Source: Givingcompass.org
In 1938, Swedish scientist Svante Arrhenius wrote a paper where he predicted that changes in atmospheric carbon dioxide will alter our planet’s climate. In the years that followed, many other climate scientists would publish subsequent studies that reiterated Arrhenius’s findings. As the years turned into decades, the message from scientists became increasingly coherent and overwhelmingly distressing. It was clear; something must change. So, in the more than 60 years since Arrhenius first published his paper, why has humanity been so slow to respond to the call for change?

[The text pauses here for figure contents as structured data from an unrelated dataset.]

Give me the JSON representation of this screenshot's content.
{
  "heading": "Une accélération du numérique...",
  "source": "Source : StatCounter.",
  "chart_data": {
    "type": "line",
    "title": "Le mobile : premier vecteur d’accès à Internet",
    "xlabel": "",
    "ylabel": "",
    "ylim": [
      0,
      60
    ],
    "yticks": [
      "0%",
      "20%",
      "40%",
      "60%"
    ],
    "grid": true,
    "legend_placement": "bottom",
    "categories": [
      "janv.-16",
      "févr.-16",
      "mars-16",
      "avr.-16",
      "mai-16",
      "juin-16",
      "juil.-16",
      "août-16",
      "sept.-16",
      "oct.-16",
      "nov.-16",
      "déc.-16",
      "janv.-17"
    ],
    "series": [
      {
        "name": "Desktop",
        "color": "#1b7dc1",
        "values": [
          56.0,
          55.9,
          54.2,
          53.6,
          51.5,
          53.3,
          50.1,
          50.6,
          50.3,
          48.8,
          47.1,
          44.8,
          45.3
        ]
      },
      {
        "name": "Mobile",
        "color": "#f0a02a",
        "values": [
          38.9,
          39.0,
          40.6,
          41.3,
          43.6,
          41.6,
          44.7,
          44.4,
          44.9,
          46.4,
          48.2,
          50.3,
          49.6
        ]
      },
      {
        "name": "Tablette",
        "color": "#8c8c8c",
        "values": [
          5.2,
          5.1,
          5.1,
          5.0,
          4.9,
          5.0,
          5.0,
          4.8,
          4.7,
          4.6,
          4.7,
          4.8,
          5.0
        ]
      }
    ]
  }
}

As the news of climate change reached the TVs of millions of Americans in the mid-to-late 1900s, a group of scientists with similar political agendas worked to prevent government regulation by creating the appearance of scientific debate on climate science. These scientists- Fred Seitz, Fred Singer, Bill Nierenberg, and Robert Jastrow- who had received their scientific prestige as physicists during WWII, used their political connections to deliberately distort the public’s knowledge of climate change. This small cadre of scientists appealed to conservative presidents in the backdrop of the Cold War and represented the polarity between Capitalism and Communism. They presented environmental regulation as a slippery slope towards socialism and a step towards global communism. The doubt that these scientists sewed into the American public and politics meant that the country was decades behind in environmental protection.
This 20th century scientific fiasco presents the argument that free enterprise brings real and extensive damage. It demonstrates that an economic alternative for capitalism should be created, one in which there is a shift in focus from GDP and affluence to sustaining ecosystems and human well-being. A shift where we understand that we do not own the planet. Unfortunately, in a world where economic growth takes center stage, this shift may never occur.